Right, let’s repeat the problem.

Suppose you have an array of integers. All but one integer appear in the array in pairs, like so [1, 2, 3, 3, 5, 2, 1]. You want to look through the array and return the only number that is not paired up.

There is a whole bunch of approaches you can take. For example.

## Brute Force

Let’s have a dirty, inefficient solution first.

``````	public int findSingle(int[] integers) {
int single = -666;

for (int i = 0; i < integers.length; i++) {
single = integers[i];

for (int j = 0; j < integers.length; j++) {
if (i != j && single == integers[j]) {
single = -666;
}
}

if (single != -666) {
break;
}
}

return single;
}
``````

Here we compare every integer in the array to every other integer in the array, if they’re at different positions in the array and are equal - set the value of single to something invalid (-666). If after comparing an ith value to every jth value single is not -666 - we have found our single value. Obviously, this solution isn’t great, we can’t have a -666 in the array and the performance is O(N^2). Let’s do better.

## The HashMap Approach

Because HashMaps are cool, let’s look at a solution with one.
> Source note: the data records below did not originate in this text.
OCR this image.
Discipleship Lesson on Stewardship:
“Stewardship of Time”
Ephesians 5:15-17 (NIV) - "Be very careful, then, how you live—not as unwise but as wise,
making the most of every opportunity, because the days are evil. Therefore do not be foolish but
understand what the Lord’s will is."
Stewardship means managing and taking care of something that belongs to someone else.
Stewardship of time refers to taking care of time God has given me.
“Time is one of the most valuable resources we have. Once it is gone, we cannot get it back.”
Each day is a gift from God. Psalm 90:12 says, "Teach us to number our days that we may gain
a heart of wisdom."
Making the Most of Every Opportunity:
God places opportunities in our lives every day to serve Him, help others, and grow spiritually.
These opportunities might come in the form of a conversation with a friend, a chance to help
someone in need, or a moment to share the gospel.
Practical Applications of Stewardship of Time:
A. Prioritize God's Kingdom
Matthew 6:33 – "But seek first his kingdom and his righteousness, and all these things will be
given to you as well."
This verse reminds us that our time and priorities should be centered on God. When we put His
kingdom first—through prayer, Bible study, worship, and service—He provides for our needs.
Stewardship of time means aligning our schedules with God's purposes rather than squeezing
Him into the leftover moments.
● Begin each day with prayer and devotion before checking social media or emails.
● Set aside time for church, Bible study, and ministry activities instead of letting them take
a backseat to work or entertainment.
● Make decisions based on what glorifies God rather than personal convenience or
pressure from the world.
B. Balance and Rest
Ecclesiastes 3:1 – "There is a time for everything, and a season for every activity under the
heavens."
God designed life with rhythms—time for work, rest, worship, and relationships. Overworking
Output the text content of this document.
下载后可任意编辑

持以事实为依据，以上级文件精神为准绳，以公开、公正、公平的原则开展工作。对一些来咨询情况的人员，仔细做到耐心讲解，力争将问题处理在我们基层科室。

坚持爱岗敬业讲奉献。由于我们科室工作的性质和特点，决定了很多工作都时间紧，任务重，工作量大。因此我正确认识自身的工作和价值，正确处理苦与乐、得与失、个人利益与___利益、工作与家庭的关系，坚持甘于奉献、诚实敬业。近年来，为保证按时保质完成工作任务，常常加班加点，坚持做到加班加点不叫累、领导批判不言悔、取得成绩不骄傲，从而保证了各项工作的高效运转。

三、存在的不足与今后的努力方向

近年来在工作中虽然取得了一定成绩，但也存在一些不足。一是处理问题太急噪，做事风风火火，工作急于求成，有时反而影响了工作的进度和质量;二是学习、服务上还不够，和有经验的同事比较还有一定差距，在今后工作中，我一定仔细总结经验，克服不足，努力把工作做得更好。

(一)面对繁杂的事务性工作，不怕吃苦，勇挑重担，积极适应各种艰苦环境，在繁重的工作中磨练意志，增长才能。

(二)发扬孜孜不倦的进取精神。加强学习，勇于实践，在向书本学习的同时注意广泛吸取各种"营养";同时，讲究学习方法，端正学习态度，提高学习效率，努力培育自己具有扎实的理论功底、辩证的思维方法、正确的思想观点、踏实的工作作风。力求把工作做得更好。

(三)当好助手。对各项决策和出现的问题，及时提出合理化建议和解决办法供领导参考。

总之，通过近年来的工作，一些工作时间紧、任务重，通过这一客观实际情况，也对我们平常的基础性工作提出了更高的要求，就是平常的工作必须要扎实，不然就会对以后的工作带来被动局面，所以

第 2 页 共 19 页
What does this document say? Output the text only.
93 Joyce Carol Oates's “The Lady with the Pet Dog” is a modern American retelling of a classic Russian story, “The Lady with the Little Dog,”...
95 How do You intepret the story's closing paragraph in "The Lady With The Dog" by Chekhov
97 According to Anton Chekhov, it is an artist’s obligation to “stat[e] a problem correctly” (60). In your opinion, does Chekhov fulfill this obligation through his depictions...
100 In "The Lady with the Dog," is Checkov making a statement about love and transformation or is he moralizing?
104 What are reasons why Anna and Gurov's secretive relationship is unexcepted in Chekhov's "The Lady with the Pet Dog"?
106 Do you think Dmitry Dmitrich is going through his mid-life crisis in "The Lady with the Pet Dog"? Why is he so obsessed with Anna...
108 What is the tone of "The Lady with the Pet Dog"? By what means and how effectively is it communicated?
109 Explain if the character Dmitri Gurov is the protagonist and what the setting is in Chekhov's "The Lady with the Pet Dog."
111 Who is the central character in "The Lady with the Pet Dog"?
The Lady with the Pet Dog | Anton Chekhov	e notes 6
``````	public int findSingle(int[] integers) {
HashMap<Integer, Integer> couples = new HashMap<Integer, Integer>();

for (int key : integers) {
if (!couples.containsKey(key)) {
couples.put(key, 1);
} else {
couples.put(key, couples.get(key) + 1);
}
}

for (int key : couples.keySet()) {
if (couples.get(key) == 1) {
return key;
}
}

return -1;
}
``````

So, first we iterate through the array and count the number of occurrences of each number and increment relevant counters in the HashMap. Then, once we’re done processing - we go through all the keys in the HashMap, looking for the one that has the value set to 1 and return that key. This solution can be easily extended to accommodate for cases with more than one non-paired element, so that’s cool. It has an O(N) performance and O(N) space complexity, since we’re storing stuff in the HashMap. How about we don’t?

## The Bit Manipulation Approach

A neat little approach would be to use the bitwise xor. Like this:

``````	public int findSingle(int[] integers) {
int xorVal = 0;

for (int value : integers) {
xorVal ^= value;
}

return xorVal;
}
``````

The way this works is - all integers get xored together. As we’ve seen way above - xoring two numbers of the same value returns zero. 5^5 = 0. So if the array only contains one integer that doesn’t have a pair - the final value of xorVal will always be that single value, since the rest will be xored into oblivion. Also, O(N) performance, O(1) space complexity. Sweet.